We will now sum up this part of the discussion: Admitting that the Sabbath was instituted in Eden for mankind; that it is of perpetual obligation; that it was observed by Christ himself before his death, and by his disciples until his resurrection, as by the Jews of old, on the seventh day of the week; we have gone on to see that the apostles and the early church, still having one stated day each week as a holy day, did not continue the observance of the seventh day. We have seen that the seventh day, after the resurrection, is mentioned only in connection with assemblies, in Jewish places of worship, of Jews, Jewish proselytes, and, in some instances, a larger or smaller addition of Gentiles, among all of whom the apostle labored as a missionary for the conversion of souls, and the formation of Christian congregations, or churches. We have found that no instance can be adduced of the apostles in their relations to Christian churches, nor of assemblies of Christian disciples, meeting to observe the seventh day as the Sabbath of the Lord. On the other hand, we have found them ignoring the seventh day and honoring another, in perfect harmony with the apostle Paul’s rebuke of Judaizing teachers who insisted on having Christian disciples observe the seventh day, and his condescending toleration of their weakness.
A REJOINDER.
“THE SEVENTH DAY NOT OBSERVED BY THE EARLY CHRISTIAN CHURCH.”
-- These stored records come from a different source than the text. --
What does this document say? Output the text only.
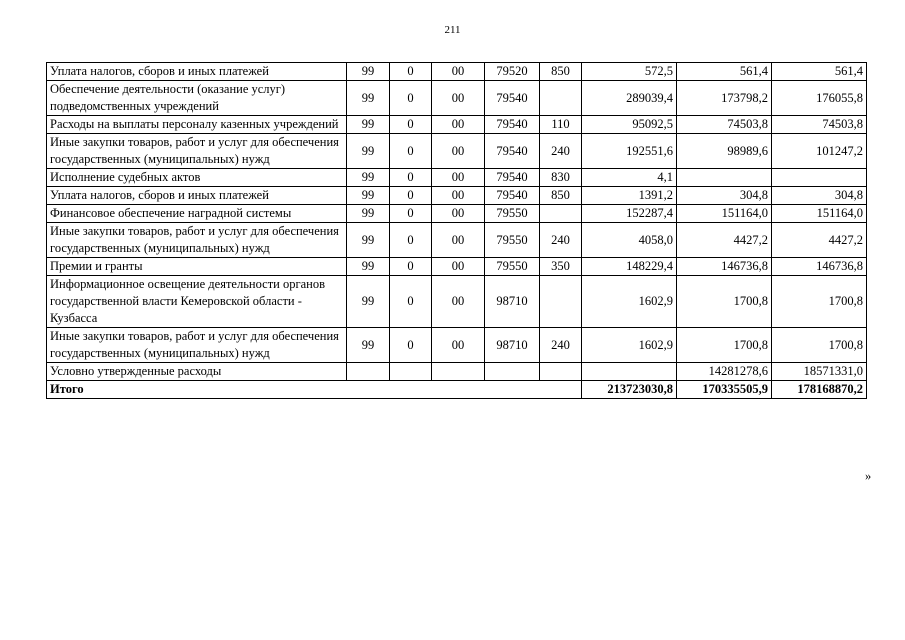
211
Уплата налогов, сборов и иных платежей	99	0	00	79520	850	572,5	561,4	561,4
Обеспечение деятельности (оказание услуг) подведомственных учреждений	99	0	00	79540		289039,4	173798,2	176055,8
Расходы на выплаты персоналу казенных учреждений	99	0	00	79540	110	95092,5	74503,8	74503,8
Иные закупки товаров, работ и услуг для обеспечения государственных (муниципальных) нужд	99	0	00	79540	240	192551,6	98989,6	101247,2
Исполнение судебных актов	99	0	00	79540	830	4,1		
Уплата налогов, сборов и иных платежей	99	0	00	79540	850	1391,2	304,8	304,8
Финансовое обеспечение наградной системы	99	0	00	79550		152287,4	151164,0	151164,0
Иные закупки товаров, работ и услуг для обеспечения государственных (муниципальных) нужд	99	0	00	79550	240	4058,0	4427,2	4427,2
Премии и гранты	99	0	00	79550	350	148229,4	146736,8	146736,8
Информационное освещение деятельности органов государственной власти Кемеровской области - Кузбасса	99	0	00	98710		1602,9	1700,8	1700,8
Иные закупки товаров, работ и услуг для обеспечения государственных (муниципальных) нужд	99	0	00	98710	240	1602,9	1700,8	1700,8
Условно утвержденные расходы							14281278,6	18571331,0
Итого						213723030,8	170335505,9	178168870,2
»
It is, we confess, with some degree of embarrassment, that we attempt the answering of the second article from the pen of the editor of the Statesman, in reply to the argument which we presented in the columns of that paper. Our difficulty does not arise from any confusion into which we have been thrown by the superior logic of our opponent; it consists, rather, in knowing just where and how to commence the work.
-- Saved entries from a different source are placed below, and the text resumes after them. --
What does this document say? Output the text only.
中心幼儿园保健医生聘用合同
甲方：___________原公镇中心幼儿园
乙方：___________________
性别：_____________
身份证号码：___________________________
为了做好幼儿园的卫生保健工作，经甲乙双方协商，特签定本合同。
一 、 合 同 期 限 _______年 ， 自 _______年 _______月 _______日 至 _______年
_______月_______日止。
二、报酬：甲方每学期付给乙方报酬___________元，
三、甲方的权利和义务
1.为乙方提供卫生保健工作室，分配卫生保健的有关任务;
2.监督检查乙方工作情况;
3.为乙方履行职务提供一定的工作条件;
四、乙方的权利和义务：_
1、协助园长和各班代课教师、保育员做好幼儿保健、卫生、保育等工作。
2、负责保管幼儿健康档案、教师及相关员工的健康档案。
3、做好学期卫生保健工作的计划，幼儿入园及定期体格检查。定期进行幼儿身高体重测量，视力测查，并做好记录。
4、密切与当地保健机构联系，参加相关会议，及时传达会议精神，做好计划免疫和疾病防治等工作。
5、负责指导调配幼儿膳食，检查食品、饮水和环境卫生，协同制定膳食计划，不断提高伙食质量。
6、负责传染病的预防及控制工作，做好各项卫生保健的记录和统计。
So far as statements are concerned, they are numerous and repeated again and again, in substance. But we have no disposition, nor have we the space, to take them up singly, in their numerical and repetitious order, for consideration. And, besides, the fallacy of nearly every one of them has been demonstrated in what we have already written. This being the case, we have determined to take the general scope of the criticism, and thus, as briefly as may be, make suggestions which, if carried out, will answer its assumptions, as well as its attempted efforts at deduction.
We remark, then, in the outset, that we are happy to meet the writer upon the common ground of a Sabbath having originated in Eden, and inserted in a law of perpetual obligation on both Jews and Gentiles.
Let the reader keep these mutual concessions continually before his eyes. They are of great significance in this debate. 1. They prove that the Sabbath is not Jewish in its origin, but was given to Adam, as their representative head, for the benefit of the whole race, more than two thousand years before there was a Jew in existence. 2. They also prove that the Sabbath institution was rendered obligatory upon all men by a divine precept, with the phraseology of which we are all acquainted. 3. That that precept is explicit in its declaration that the last and not the first day of the week was the Sabbath. 4. That before any other day can be substituted in the place of the one designated, the Power which originated it must authorize the change.
So much for the important results which necessarily flow from the principles which we hold in common, if indeed we are right in supposing that the writer really means what he actually says; namely, that he holds to the perpetuity of the fourth commandment of the decalogue. We shall see, hereafter, whether or not his statements are to be taken for all which they express.
We advance, now, in our examination of the criticism before us.
What direction, then, does the effort take in the main? It will be granted that the plan of defense adopted is that of attempting to prove that the early church did violate the seventh, and did honor the first, day of the week. But with what success has the effort been attended? We know that it is stated several times that the apostles disregarded what the author is pleased to call the Jewish Sabbath—after he had conceded the principle that that of the commandment was Edenic in its origin—but did he make out his case? So far from it, in every instance where he has found them connected in the record with the Sabbath day, it has ever been in the performance of duties religious in their nature. For should we concede that he is right in supposing that Paul went into the synagogues to teach on the Sabbath day, simply because he would find hearers there, this, assuredly, would not prove that Paul was a Sabbath-breaker.
Let me take the gentleman’s favorite illustration of a missionary in a foreign land, at the present time. Now suppose that his lot were cast in a country where the first day of the week, or the day of the sun, was regarded as holy by the natives, and he should be found on that day regularly teaching them in their places of assembly, would that decide the question that he was necessarily a violator of the first-day Sabbath? You answer immediately in the negative. So, too, in the case of Paul. The fact that it can be shown that it was his custom to teach in the synagogues on the seventh day of the week, if it has no power to prove that he was a conscientious observer of that day, cannot at least be cited as furnishing evidence that he disregarded it. We ask, then, again, Has a scintilla of positive testimony been given that Paul ever broke a single Sabbath of the Lord, as contained in the divine precept? Once more it must be conceded that there has not. But is it not a little singular that in a history of thirty years, where the Sabbath is so often mentioned, not one single action has ever been discovered in the least incompatible with Paul’s veneration of the seventh day? We let the reader answer.